Abstract
Our previous work has demonstrated that islet depolarization with KCl opens connexin36 hemichannels in β-cells of mouse pancreatic islets allowing the exchange of small metabolites with the extracellular medium. In this study, the opening of these hemichannels has been further characterized in rat islets and INS–1 cells. Taking advantage of hemicannels’opening, the uptake of extracellular ATP and its effect on insulin release were investigated. 70 mM KCl stimulated light emission by luciferin in dispersed rat islets cells transduced with the fire-fly luciferase gene: it was suppressed by 20 mM glucose and 50 μM mefloquine, a specific connexin36 inhibitor. Extracellular ATP was taken up or released by islets depolarized with 70 mM KCl at 5 mM glucose, depending on the external ATP concentration. 1 mM ATP restored the loss of ATP induced by the depolarization itself. ATP concentrations above 5 mM increased islet ATP content and the ATP/ADP ratio. No ATP uptake occurred in non-depolarized or KCl-depolarized islets simultaneously incubated with 50 μM mefloquine or 20 mM glucose. Extracellular ATP potentiated the secretory response induced by 70 mM KCl at 5 mM glucose in perifused rat islets: 5 mM ATP triggered a second phase of insulin release after the initial peak triggered by KCl-depolarization itself; at 10 mM, it increased both the initial, KCl-dependent, peak and stimulated a greater second phase of secretion than at 5 mM. These stimulatory effects of extracellular ATP were almost completely suppressed by 50 μM mefloquine. The magnitude of the second phase of insulin release due to 5 mM extracellular ATP was decreased by addition of 5 mM ADP (extracellular ATP/ADP ratio = 1). ATP acts independently of KATP channels closure and its intracellular concentration and its ATP/ADP ratio seems to regulate the magnitude of both the first (triggering) and second (amplifying) phases of glucose-induced insulin secretion.
Highlights
Rat islets stimulated with 10 mM α-ketoisocaproic acid (KIC) respond with a biphasic secretion of insulin of smaller magnitude than that triggered by 20 mM glucose (1)

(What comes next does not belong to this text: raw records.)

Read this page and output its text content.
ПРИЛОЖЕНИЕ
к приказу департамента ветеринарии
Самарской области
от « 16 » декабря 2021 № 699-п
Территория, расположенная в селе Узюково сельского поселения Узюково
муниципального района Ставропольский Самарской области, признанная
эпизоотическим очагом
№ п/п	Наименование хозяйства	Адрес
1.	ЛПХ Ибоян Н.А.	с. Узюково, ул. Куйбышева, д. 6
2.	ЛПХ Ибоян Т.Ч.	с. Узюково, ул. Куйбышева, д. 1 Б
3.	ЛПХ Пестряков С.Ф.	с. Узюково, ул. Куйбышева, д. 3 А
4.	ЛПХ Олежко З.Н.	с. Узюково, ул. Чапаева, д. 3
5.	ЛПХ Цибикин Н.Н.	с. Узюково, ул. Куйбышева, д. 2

Luciferin was added to the incubation medium at 5 mM glucose and light production followed under control conditions (4.7 mM KCl) and after depolarization with 70 mM KCl
Light emission was not decreased by 20 mM glucose but it was diminished by 50 μM mefloquine; 250 μM carbenoxolone had no effect (Fig 2)
Summary
Rat islets stimulated with 10 mM α-ketoisocaproic acid (KIC) respond with a biphasic secretion of insulin of smaller magnitude than that triggered by 20 mM glucose (1). A careful study of islet cells’ permeability to adenine nucleotides revealed that a gradual depolarization with KCl (15 to 70 mM) at 5 mM glucose induced a parallel decrease of ATP content that could be reversed by increasing the extracellular ATP concentration in the milimolar range [3]. This increase of β-cell plasma membrane permeability was attributed to the opening of connexin 36 (Cx36) hemichannels: it was blocked by either deletion of Cx36 (mouse germ cell knockout), glucose in the range 5 to 20 mM, or pharmacological inhibition with mefloquine in both pancreatic mouse islets and Xenopus Laevis oocytes overexpressing Cx36 [3]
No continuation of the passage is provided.